We are pleased to announce a number of editorial transitions. This issue is the last to which Luke Harlow contributed as associate editor of review essays and Kathryn Shively as associate editor for book reviews. Harlow served in that role for five years, demonstrating his commitment to a broad view of the field and to careful editing in essays like Chandra Manning’s state of the field on religious history to Alaina Roberts’s essay on the history of Black people in and around the Five Tribes of Oklahoma to Cameron Blevins and Christy Hyman’s review of digital history work. Harlow extended his time in the position to help the editorial team manage the challenges of the early years of COVID. Shively oversaw the book review section for three years and heroically continued to solicit books and find reviewers—with unstinting attention to diversity in both the books we reviewed and the reviewers we invited—even in the depths of the pandemic. Each was a complete pleasure to work with, and we are immeasurably grateful for their service to the journal. We wish them the very best as they move on to other projects. From 2021 to 2023, Mikala Stokes, a PhD candidate at Northwestern, assisted Shively with the book review section, supported by funding from the Northwestern University Department of History. Stokes now moves on as well, and we applaud her as she works toward completion of a dissertation on Black men, family relationships, and political activism in the antebellum North.

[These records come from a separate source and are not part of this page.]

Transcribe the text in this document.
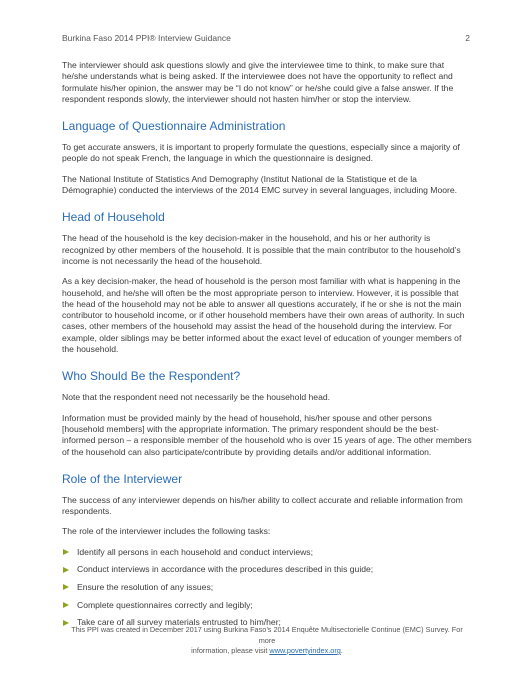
Burkina Faso 2014 PPI® Interview Guidance	2

The interviewer should ask questions slowly and give the interviewee time to think, to make sure that he/she understands what is being asked. If the interviewee does not have the opportunity to reflect and formulate his/her opinion, the answer may be “I do not know” or he/she could give a false answer. If the respondent responds slowly, the interviewer should not hasten him/her or stop the interview.

Language of Questionnaire Administration

To get accurate answers, it is important to properly formulate the questions, especially since a majority of people do not speak French, the language in which the questionnaire is designed.

The National Institute of Statistics And Demography (Institut National de la Statistique et de la Démographie) conducted the interviews of the 2014 EMC survey in several languages, including Moore.

Head of Household

The head of the household is the key decision-maker in the household, and his or her authority is recognized by other members of the household. It is possible that the main contributor to the household’s income is not necessarily the head of the household.

As a key decision-maker, the head of household is the person most familiar with what is happening in the household, and he/she will often be the most appropriate person to interview. However, it is possible that the head of the household may not be able to answer all questions accurately, if he or she is not the main contributor to household income, or if other household members have their own areas of authority. In such cases, other members of the household may assist the head of the household during the interview. For example, older siblings may be better informed about the exact level of education of younger members of the household.

Who Should Be the Respondent?

Note that the respondent need not necessarily be the household head.

Information must be provided mainly by the head of household, his/her spouse and other persons [household members] with the appropriate information. The primary respondent should be the best-informed person – a responsible member of the household who is over 15 years of age. The other members of the household can also participate/contribute by providing details and/or additional information.

Role of the Interviewer

The success of any interviewer depends on his/her ability to collect accurate and reliable information from respondents.

The role of the interviewer includes the following tasks:

Identify all persons in each household and conduct interviews;
Conduct interviews in accordance with the procedures described in this guide;
Ensure the resolution of any issues;
Complete questionnaires correctly and legibly;
Take care of all survey materials entrusted to him/her;
This PPI was created in December 2017 using Burkina Faso’s 2014 Enquête Multisectorielle Continue (EMC) Survey. For more
information, please visit www.povertyindex.org.
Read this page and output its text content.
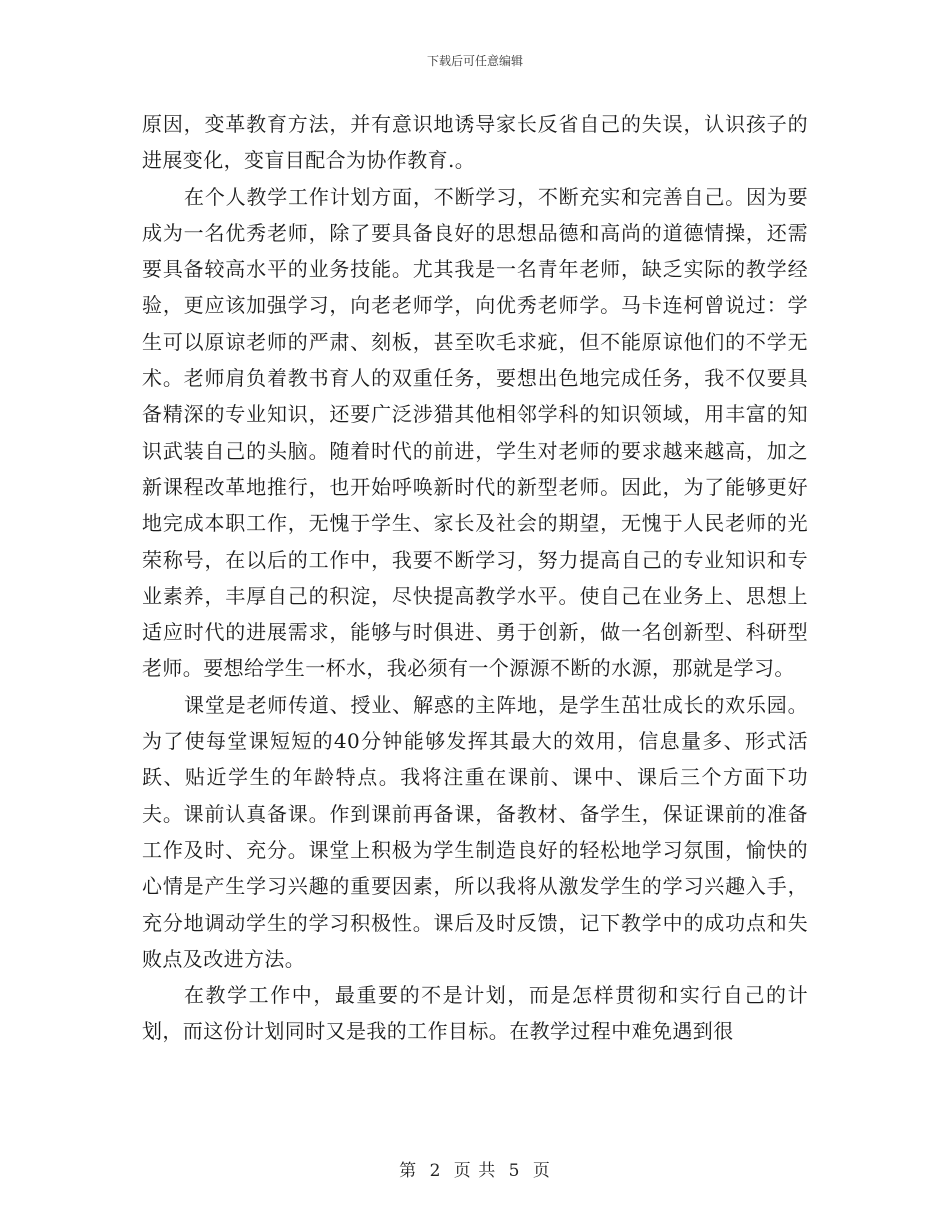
下载后可任意编辑

原因，变革教育方法，并有意识地诱导家长反省自己的失误，认识孩子的进展变化，变盲目配合为协作教育.。

在个人教学工作计划方面，不断学习，不断充实和完善自己。因为要成为一名优秀老师，除了要具备良好的思想品德和高尚的道德情操，还需要具备较高水平的业务技能。尤其我是一名青年老师，缺乏实际的教学经验，更应该加强学习，向老老师学，向优秀老师学。马卡连柯曾说过：学生可以原谅老师的严肃、刻板，甚至吹毛求疵，但不能原谅他们的不学无术。老师肩负着教书育人的双重任务，要想出色地完成任务，我不仅要具备精深的专业知识，还要广泛涉猎其他相邻学科的知识领域，用丰富的知识武装自己的头脑。随着时代的前进，学生对老师的要求越来越高，加之新课程改革地推行，也开始呼唤新时代的新型老师。因此，为了能够更好地完成本职工作，无愧于学生、家长及社会的期望，无愧于人民老师的光荣称号，在以后的工作中，我要不断学习，努力提高自己的专业知识和专业素养，丰厚自己的积淀，尽快提高教学水平。使自己在业务上、思想上适应时代的进展需求，能够与时俱进、勇于创新，做一名创新型、科研型老师。要想给学生一杯水，我必须有一个源源不断的水源，那就是学习。

课堂是老师传道、授业、解惑的主阵地，是学生茁壮成长的欢乐园。为了使每堂课短短的40分钟能够发挥其最大的效用，信息量多、形式活跃、贴近学生的年龄特点。我将注重在课前、课中、课后三个方面下功夫。课前认真备课。作到课前再备课，备教材、备学生，保证课前的准备工作及时、充分。课堂上积极为学生制造良好的轻松地学习氛围，愉快的心情是产生学习兴趣的重要因素，所以我将从激发学生的学习兴趣入手，充分地调动学生的学习积极性。课后及时反馈，记下教学中的成功点和失败点及改进方法。

在教学工作中，最重要的不是计划，而是怎样贯彻和实行自己的计划，而这份计划同时又是我的工作目标。在教学过程中难免遇到很

第 2 页 共 5 页
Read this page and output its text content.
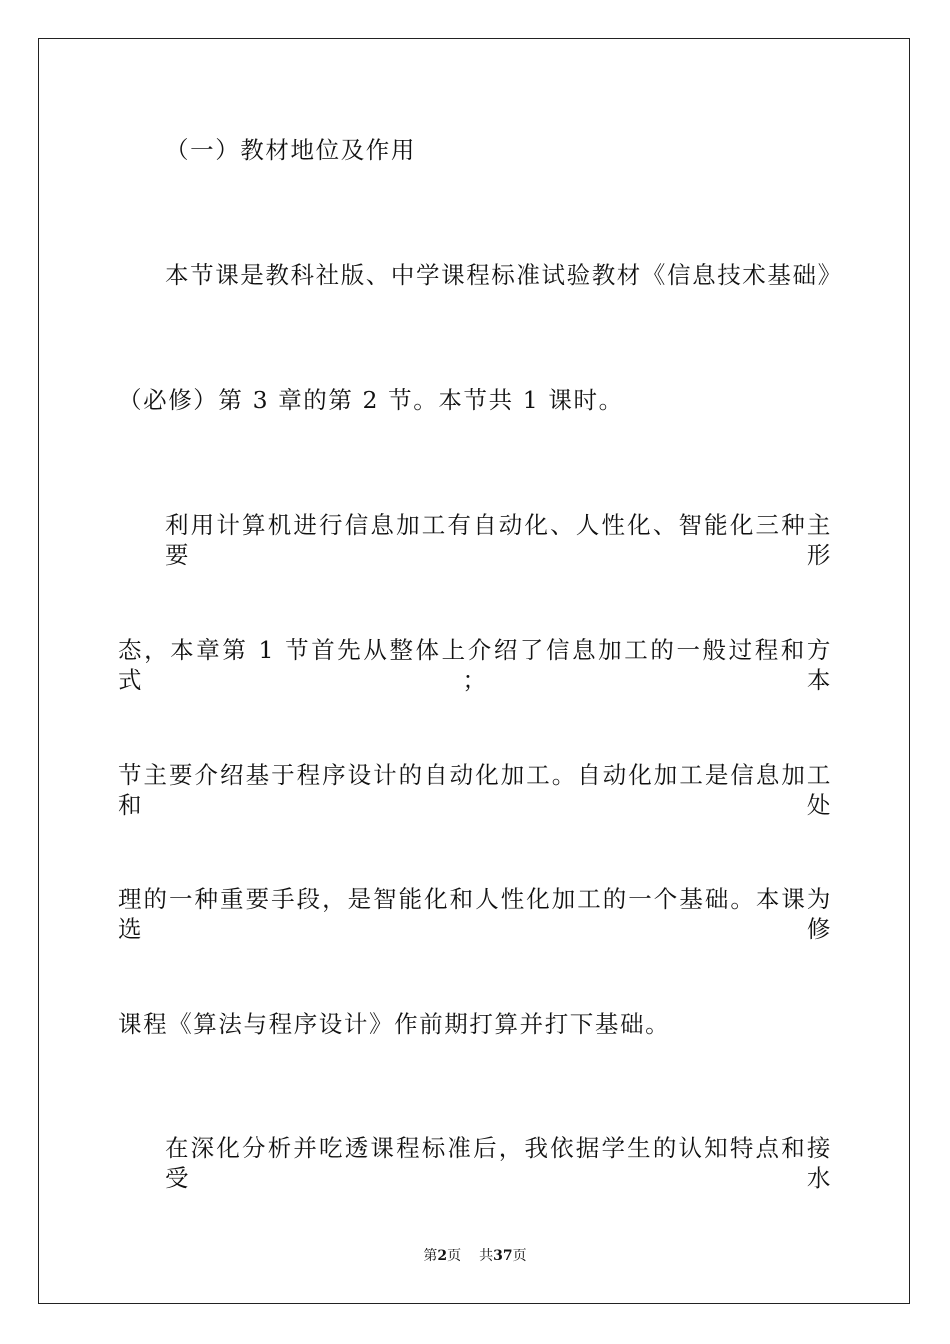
（一）教材地位及作用
本节课是教科社版、中学课程标准试验教材《信息技术基础》
（必修）第 3 章的第 2 节。本节共 1 课时。
利用计算机进行信息加工有自动化、人性化、智能化三种主要形
态，本章第 1 节首先从整体上介绍了信息加工的一般过程和方式；本
节主要介绍基于程序设计的自动化加工。自动化加工是信息加工和处
理的一种重要手段，是智能化和人性化加工的一个基础。本课为选修
课程《算法与程序设计》作前期打算并打下基础。
在深化分析并吃透课程标准后，我依据学生的认知特点和接受水
第2页 共37页
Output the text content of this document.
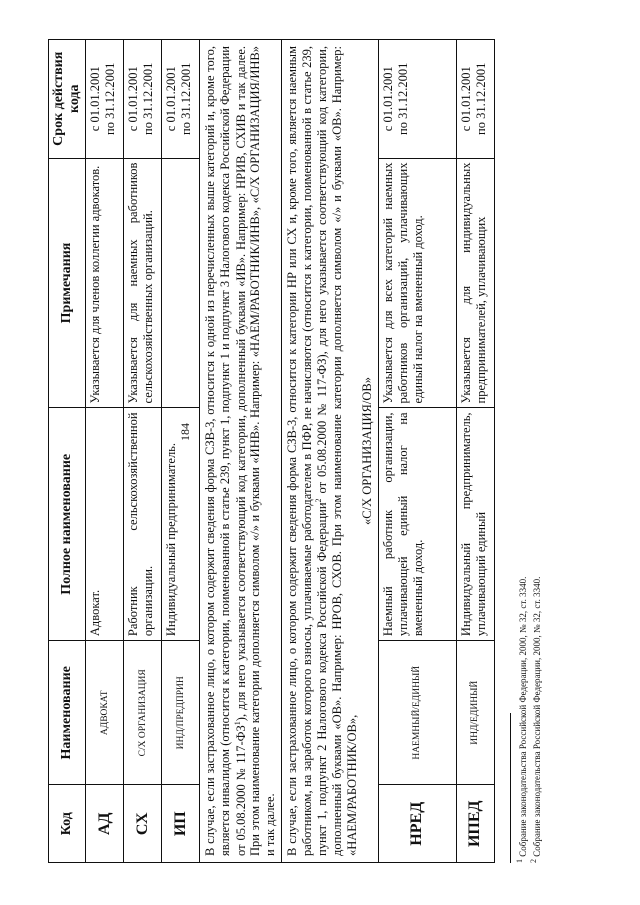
184
Код	Наименование	Полное наименование	Примечания	Срок действия кода
АД	АДВОКАТ	Адвокат.	Указывается для членов коллегии адвокатов.	с 01.01.2001 по 31.12.2001

СХ	С/Х ОРГАНИЗАЦИЯ	Работник сельскохозяйственной организации.	Указывается для наемных работников сельскохозяйственных организаций.	с 01.01.2001 по 31.12.2001

ИП	ИНД/ПРЕДПРИН	Индивидуальный предприниматель.		с 01.01.2001 по 31.12.2001

В случае, если застрахованное лицо, о котором содержит сведения форма СЗВ-3, относится к одной из перечисленных выше категорий и, кроме того, является инвалидом (относится к категории, поименованной в статье 239, пункт 1, подпункт 1 и подпункт 3 Налогового кодекса Российской Федерации от 05.08.2000 № $117-ФЗ^1$), для него указывается соответствующий код категории, дополненный буквами «ИВ». Например: НРИВ, СХИВ и так далее. При этом наименование категории дополняется символом «/» и буквами «ИНВ». Например: «НАЕМ/РАБОТНИК/ИНВ», «С/Х ОРГАНИЗАЦИЯ/ИНВ» и так далее.				
В случае, если застрахованное лицо, о котором содержит сведения форма СЗВ-3, относится к категории НР или СХ и, кроме того, является наемным работником, на заработок которого взносы, уплачиваемые работодателем в ПФР, не начисляются (относится к категории, поименованной в статье 239, пункт 1, подпункт 2 Налогового кодекса Российской Федерации$^2$ от 05.08.2000 № 117-ФЗ), для него указывается соответствующий код категории, дополненный буквами «ОВ». Например: НРОВ, СХОВ. При этом наименование категории дополняется символом «/» и буквами «ОВ». Например: «НАЕМ/РАБОТНИК/ОВ»,
«С/Х ОРГАНИЗАЦИЯ/ОВ»				

НРЕД	НАЕМНЫЙ/ЕДИНЫЙ	Наемный работник организации, уплачивающей единый налог на вмененный доход.	Указывается для всех категорий наемных работников организаций, уплачивающих единый налог на вмененный доход.	с 01.01.2001 по 31.12.2001

ИПЕД	ИНД/ЕДИНЫЙ	Индивидуальный предприниматель, уплачивающий единый	Указывается для индивидуальных предпринимателей, уплачивающих	с 01.01.2001 по 31.12.2001
$^1$ Собрание законодательства Российской Федерации, 2000, № 32, ст. 3340.
$^2$ Собрание законодательства Российской Федерации, 2000, № 32, ст. 3340.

We are delighted to welcome Catherine Jones (UC Santa Cruz) and Megan Bever (Missouri Southern State University) as review essay editor and book review editor, respectively. As we write this editors’ note, Bever and Jones have been in position for a couple of months already. We are excited for their continuing contributions. Finally, we thank Edward Green, a Penn State PhD candidate, for stepping in as editorial assistant over the summer, and we welcome Heather Carlquist Walser back into the role she ably filled earlier in our tenure.
Kate Masur and Greg Downs
Kate Masur is an associate professor at Northwestern University, specializing in the history of the nineteenth-century United States, focusing on how Americans grappled with questions of race and equality after the abolition of slavery. Greg Downs, who studies U.S. political and cultural history in the nineteenth and early twentieth centuries, is a professor of history at University of California--Davis. Together they edited an essay collection on the Civil War titled The World the Civil War Made (North Carolina, 2015), and they currently co-edit The Journal of the Civil War Era.